DS: “… calling something ‘immoral’ is an emotional tactic.”
Careful. Children might be listening.
Tarmac. Ah, all those conspiracies. It must be all that “cerebral substance.” “Equal pay” for equal work. Perish the thought. Bring back the Dark Ages! Wisdom. Our country will need all the wisdom it can muster. To be sure, the world is sitting on pins and needles on this one.
DS: “This election another factor assumes an importance like never before – we need to be lucky.”
Boy, on that one you ain’t whistling Dixie. Actually, I bet you are.
I said “Democrat party”. SB says it should be called the “Democratic party”. If the Democrats today are more accurately described as “Progressives” the focus of the party is less toward democracy and more towards dependency (on that party remaining in control).
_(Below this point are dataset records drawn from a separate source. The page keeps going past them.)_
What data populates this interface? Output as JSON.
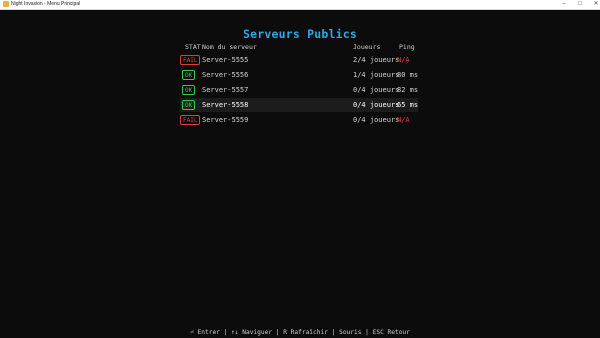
{
  "window": {
    "title": "Night Invasion - Menu Principal",
    "minimize": "–",
    "maximize": "□",
    "close": "✕"
  },
  "heading": "Serveurs Publics",
  "table": {
    "headers": {
      "status": "STAT",
      "name": "Nom du serveur",
      "players": "Joueurs",
      "ping": "Ping"
    },
    "rows": [
      {
        "status": "FAIL",
        "name": "Server-5555",
        "players": "2/4 joueurs",
        "ping": "N/A",
        "selected": false
      },
      {
        "status": "OK",
        "name": "Server-5556",
        "players": "1/4 joueurs",
        "ping": "80 ms",
        "selected": false
      },
      {
        "status": "OK",
        "name": "Server-5557",
        "players": "0/4 joueurs",
        "ping": "82 ms",
        "selected": false
      },
      {
        "status": "OK",
        "name": "Server-5558",
        "players": "0/4 joueurs",
        "ping": "65 ms",
        "selected": true
      },
      {
        "status": "FAIL",
        "name": "Server-5559",
        "players": "0/4 joueurs",
        "ping": "N/A",
        "selected": false
      }
    ]
  },
  "footer": "⏎ Entrer | ↑↓ Naviguer | R Rafraîchir | Souris | ESC Retour",
  "colors": {
    "accent": "#2ea8e0",
    "ok": "#33c94a",
    "fail": "#e33b3b",
    "background": "#0c0c0c"
  }
}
Sometimes rules of “style” can be altered to describe a more accurate content.
SB writes, “Sir, you still clarify nothing … other than your own source of worship.”
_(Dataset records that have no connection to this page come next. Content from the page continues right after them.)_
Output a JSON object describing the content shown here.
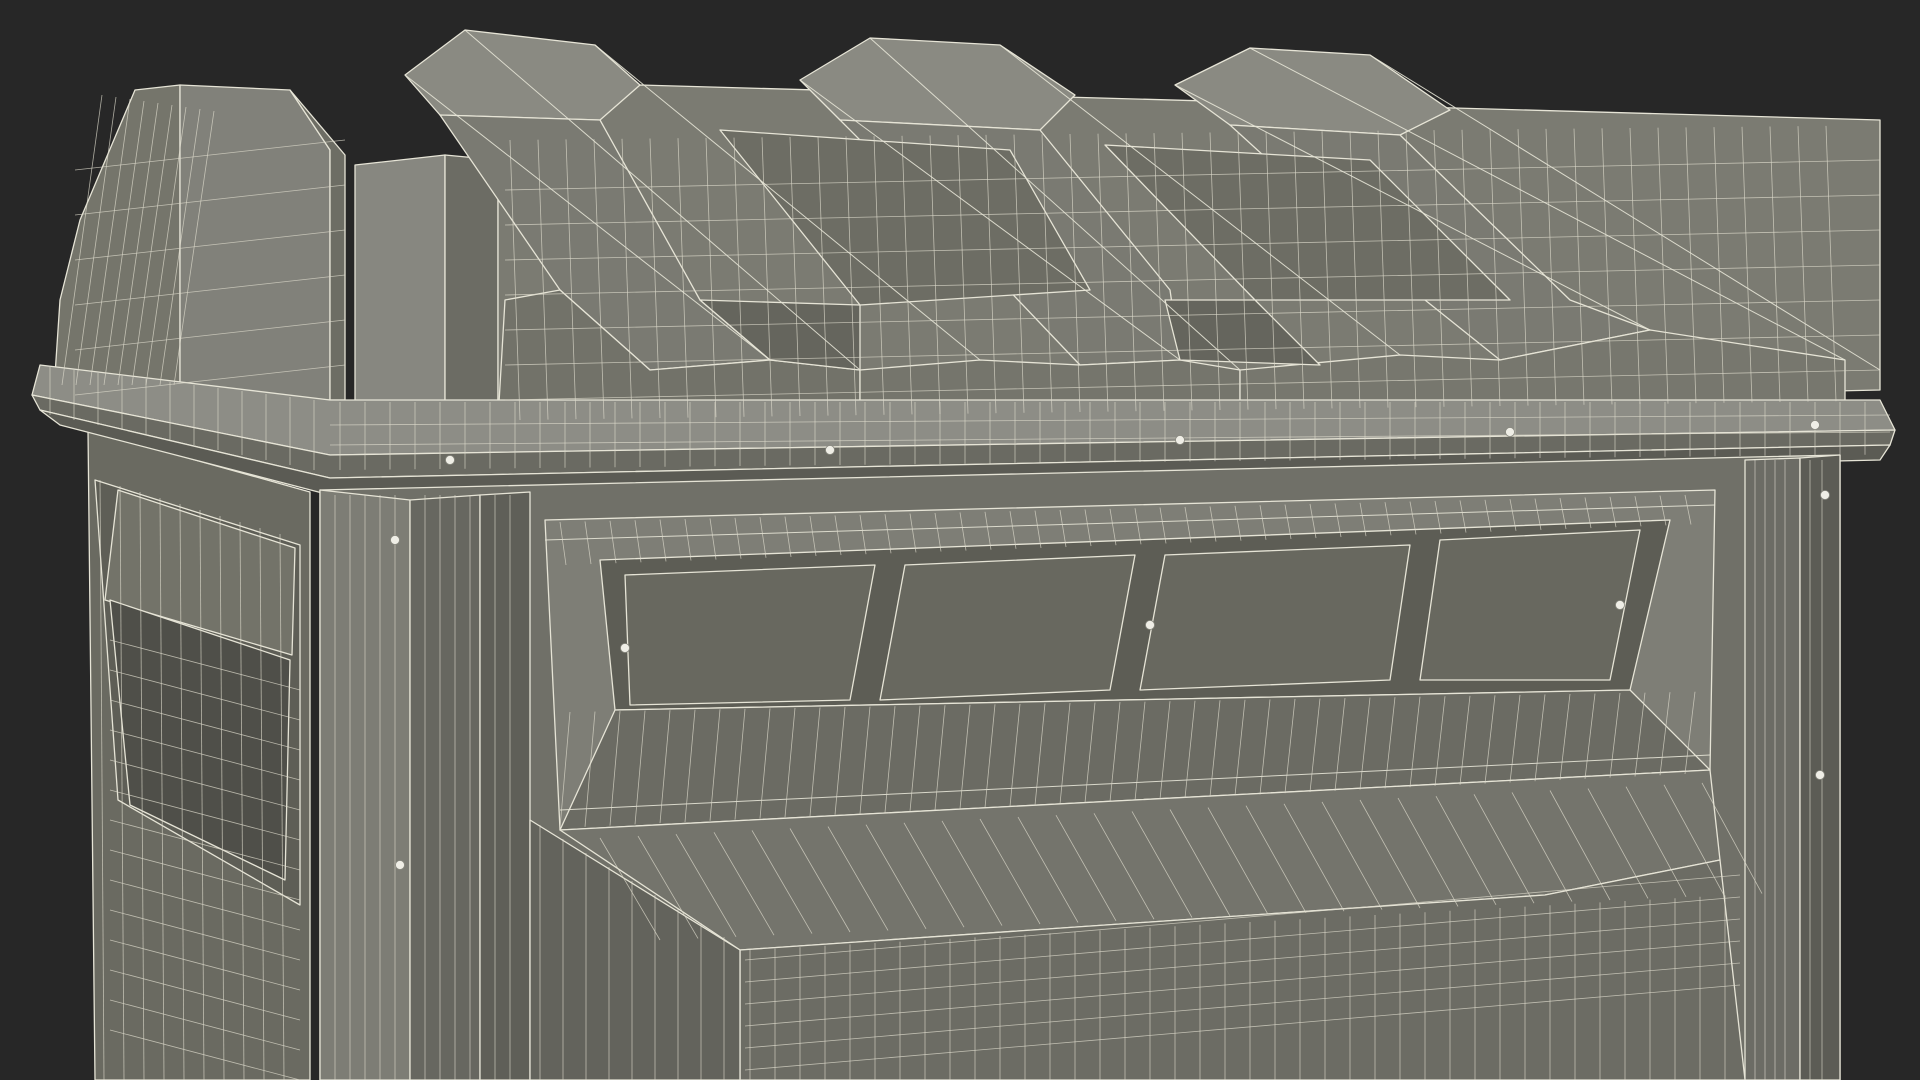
{
  "scene": {
    "subject": "wireframe-container-model",
    "colors": {
      "background": "#272727",
      "surface_light": "#7c7c72",
      "surface_mid": "#6f6f66",
      "surface_dark": "#5d5d55",
      "surface_shadow": "#4e4e47",
      "wire": "#e6e4d6",
      "bolt": "#efeee6"
    }
  }
}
Ah, if only that form of clarification was true! But the quality of support for our “own source of worship” is fundamental, so let’s get into that issue. If you recognize that we have no option but to have beliefs (and that I have some favorites) you are displaying some wisdom. With no option but to have beliefs the issue for each and every one of us becomes specifically that of embracing the “best” beliefs. Because I consider it the most important, perhaps it could be said that I “worship” the “process” of learning. The best means to give homage to this “belief” seems to be the scientific method. The scientific method establishes hypotheses meant to be tested and adjusted – (probability, not certainty rules). But the term “worship” usually applies to beliefs of faith which are to be protected. With faith it is a desire for certitude (not adjustment) that rules – that is not what I recommend.
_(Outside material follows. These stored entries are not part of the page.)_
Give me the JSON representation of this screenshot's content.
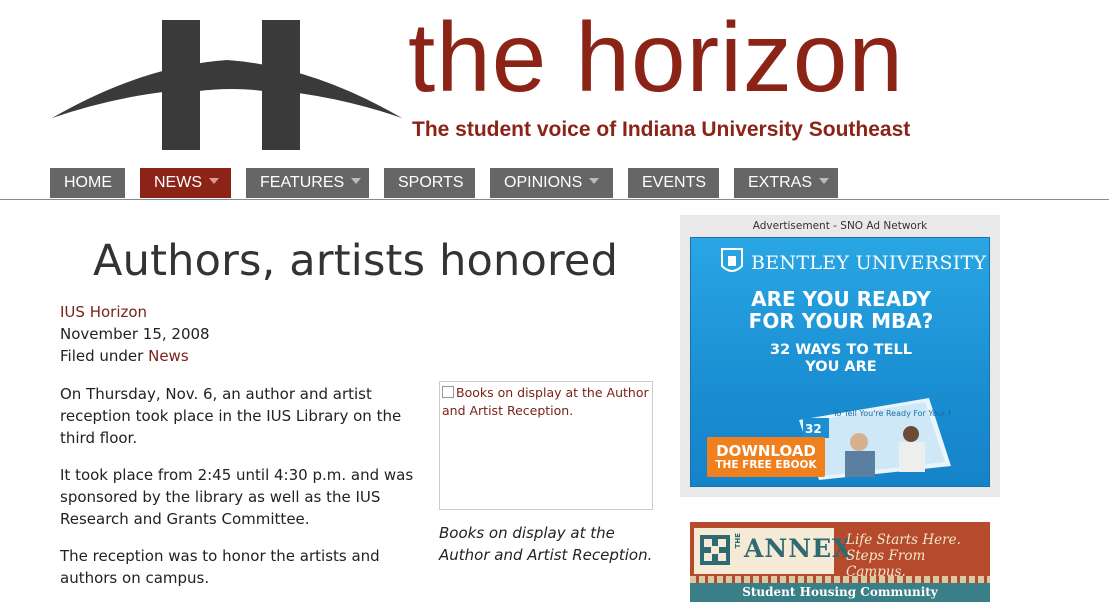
{
  "header": {
    "site_title": "the horizon",
    "tagline": "The student voice of Indiana University Southeast"
  },
  "nav": {
    "items": [
      {
        "label": "HOME",
        "dropdown": false
      },
      {
        "label": "NEWS",
        "dropdown": true,
        "active": true
      },
      {
        "label": "FEATURES",
        "dropdown": true
      },
      {
        "label": "SPORTS",
        "dropdown": false
      },
      {
        "label": "OPINIONS",
        "dropdown": true
      },
      {
        "label": "EVENTS",
        "dropdown": false
      },
      {
        "label": "EXTRAS",
        "dropdown": true
      }
    ]
  },
  "article": {
    "headline": "Authors, artists honored",
    "author": "IUS Horizon",
    "date": "November 15, 2008",
    "filed_under_prefix": "Filed under",
    "category": "News",
    "paragraphs": [
      "On Thursday, Nov. 6, an author and artist reception took place in the IUS Library on the third floor.",
      "It took place from 2:45 until 4:30 p.m. and was sponsored by the library as well as the IUS Research and Grants Committee.",
      "The reception was to honor the artists and authors on campus."
    ],
    "image_alt": "Books on display at the Author and Artist Reception.",
    "caption": "Books on display at the Author and Artist Reception."
  },
  "sidebar": {
    "ad_label": "Advertisement - SNO Ad Network",
    "ad1": {
      "brand": "BENTLEY UNIVERSITY",
      "headline_line1": "ARE YOU READY",
      "headline_line2": "FOR YOUR MBA?",
      "sub_line1": "32 WAYS TO TELL",
      "sub_line2": "YOU ARE",
      "button_line1": "DOWNLOAD",
      "button_line2": "THE FREE EBOOK",
      "book_number": "32",
      "book_title": "To Tell You're Ready For Your MBA"
    },
    "ad2": {
      "logo_the": "THE",
      "logo_name": "ANNEX",
      "slogan_line1": "Life Starts Here.",
      "slogan_line2": "Steps From Campus.",
      "bottom_text": "Student Housing Community"
    }
  }
}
Becoming enthusiastic with the scientific process provides interesting psychological benefits. The ego tends to be thrilled with the process of searching out, experiencing well supported new evidence and adjusting beliefs accordingly. It avoids being angered, or saddened, or “threatened” with a sense of loss as the experience of new evidence imposes on so many who lock their comforts within the walls of faith. (When those walls are threatened have you noticed how often Progressives express outrage and offence?)
SB: “Equal pay” for equal work. Perish the thought. Bring back the Dark Ages!”
The “dark ages” were feudal and were likely to have lords dictating the distribution of resources. It appears that we are with the expansion of Leftism experiencing an old-fashioned rebirth of centralized power, coercion, and dictate. This is more in tune with “back to the dark ages”. As SB indicates, she wants Government to tell us what forms of work are “equal” – and also regulate who should be paid “equally”. It is the enlightened and super-productive age of free markets and individual liberties that the Leftists are abandoning.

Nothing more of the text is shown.